Even in the ancient world, there were those who tried to argue that, in moderation, anger could be useful. Most notably, the followers of Aristotle believed that anger sometimes helps to motivate us to do good things such as addressing genuine injustice in society. We call this righteous anger. The problem with this idea is that every tyrant, every brutal dictator, believes his anger is justified and righteous.
On the other hand, we can all think of examples of individuals, such as Gandhi, who achieved social change through peaceful means, without giving way to feelings of anger. Anger clearly isn’t necessary as a form of motivation. Anything anger can do, love and reason can arguably do better. For instance, a soldier motivated by anger may fight very courageously against an enemy he hates. However, so may one without hatred and anger, who fights only to defend the country, and kinsmen, that he loves. Even if you believe that anger can sometimes be helpful, it’s clearly not the only option, and the motivation it provides comes at a terrible cost. Anger blinds us and makes us stupider, by undermining our ability to think clearly and make rational decisions about complex social problems.
People who say that anger motivates them remind me of the Internet meme that says: Drink coffee — do stupid things faster and with more energy! Getting angry motivates you, sure, by making you do stupid things faster and with more energy. We can’t think clearly when we’re angry, though. That’s why we make mistakes and end up doing things we regret later.

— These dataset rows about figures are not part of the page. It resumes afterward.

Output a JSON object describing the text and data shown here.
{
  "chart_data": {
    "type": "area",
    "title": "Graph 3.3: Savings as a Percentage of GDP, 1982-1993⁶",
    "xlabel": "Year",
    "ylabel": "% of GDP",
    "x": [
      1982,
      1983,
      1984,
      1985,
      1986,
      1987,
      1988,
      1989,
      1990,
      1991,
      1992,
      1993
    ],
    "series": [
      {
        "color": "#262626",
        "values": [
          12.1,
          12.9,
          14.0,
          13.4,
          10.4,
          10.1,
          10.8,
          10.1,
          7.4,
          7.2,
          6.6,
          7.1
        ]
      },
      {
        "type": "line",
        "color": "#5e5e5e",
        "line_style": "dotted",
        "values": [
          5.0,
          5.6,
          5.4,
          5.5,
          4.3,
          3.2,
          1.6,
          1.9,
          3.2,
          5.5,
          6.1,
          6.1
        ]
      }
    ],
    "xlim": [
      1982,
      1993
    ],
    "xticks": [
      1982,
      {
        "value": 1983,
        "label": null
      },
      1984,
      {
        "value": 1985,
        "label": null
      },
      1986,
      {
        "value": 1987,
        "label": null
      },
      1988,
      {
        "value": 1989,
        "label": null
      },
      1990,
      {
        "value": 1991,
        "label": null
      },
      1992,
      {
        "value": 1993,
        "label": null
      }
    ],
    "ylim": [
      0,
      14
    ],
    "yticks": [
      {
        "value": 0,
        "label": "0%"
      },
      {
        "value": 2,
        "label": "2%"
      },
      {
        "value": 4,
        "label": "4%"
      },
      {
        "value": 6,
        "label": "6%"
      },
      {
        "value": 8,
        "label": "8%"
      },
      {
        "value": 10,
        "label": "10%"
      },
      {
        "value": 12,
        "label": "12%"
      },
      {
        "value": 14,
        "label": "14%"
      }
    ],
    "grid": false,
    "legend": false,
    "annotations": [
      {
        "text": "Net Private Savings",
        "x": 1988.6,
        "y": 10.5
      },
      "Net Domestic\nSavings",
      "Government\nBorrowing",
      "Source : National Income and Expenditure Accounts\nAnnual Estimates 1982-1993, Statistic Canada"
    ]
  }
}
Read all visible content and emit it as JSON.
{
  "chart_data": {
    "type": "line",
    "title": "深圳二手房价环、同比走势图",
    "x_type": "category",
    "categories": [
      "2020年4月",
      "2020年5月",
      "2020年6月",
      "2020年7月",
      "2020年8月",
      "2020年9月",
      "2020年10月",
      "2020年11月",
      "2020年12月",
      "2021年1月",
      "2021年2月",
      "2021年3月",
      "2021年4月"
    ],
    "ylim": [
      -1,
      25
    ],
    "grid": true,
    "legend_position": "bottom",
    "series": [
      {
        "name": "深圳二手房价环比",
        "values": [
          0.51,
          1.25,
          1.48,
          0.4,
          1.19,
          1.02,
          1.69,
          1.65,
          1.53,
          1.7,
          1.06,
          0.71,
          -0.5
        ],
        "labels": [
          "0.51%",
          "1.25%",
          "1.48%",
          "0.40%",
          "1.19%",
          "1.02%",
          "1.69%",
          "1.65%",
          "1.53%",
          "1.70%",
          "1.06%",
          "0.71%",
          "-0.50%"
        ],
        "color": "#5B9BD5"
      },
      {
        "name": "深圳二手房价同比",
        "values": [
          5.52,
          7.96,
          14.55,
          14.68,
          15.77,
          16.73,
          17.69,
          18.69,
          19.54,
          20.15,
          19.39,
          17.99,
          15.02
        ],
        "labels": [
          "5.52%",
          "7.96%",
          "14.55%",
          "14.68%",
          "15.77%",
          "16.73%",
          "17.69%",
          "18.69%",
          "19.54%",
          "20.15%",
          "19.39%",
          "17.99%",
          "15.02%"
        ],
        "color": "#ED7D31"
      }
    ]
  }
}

Think about it this way. If you’re trying to fix a leaking tap and bang your thumb with a spanner, you’ll maybe get all angry and frustrated. Suddenly it becomes ten times harder to do what should be a really simple repair job. If you don’t take a break to calm down, you’ll perhaps end up losing your temper and throwing the spanner across the room. We can’t even fix a broken tap when we’re angry. How much more difficult, though, is it to fix a broken relationship, or a broken society?
The most difficult problems we face in life are the ones involving other people — and that’s where being motivated by anger can become particularly dangerous. The fact is that very few complex social problems, throughout history, have ever actually been solved, in the long-run, by angry mobs. That’s because anger seriously impairs our ability to engage in rational decision-making and problem-solving.
Worse, anger has a tendency to escalate. People who end up losing their temper, and regretting it, almost always started off by thinking they were on safe ground indulging in feelings of moderate anger. They’re playing with fire because anger likes to deceive us into thinking that it’s under our control but we all know how quickly it can spiral out of control once it gets started.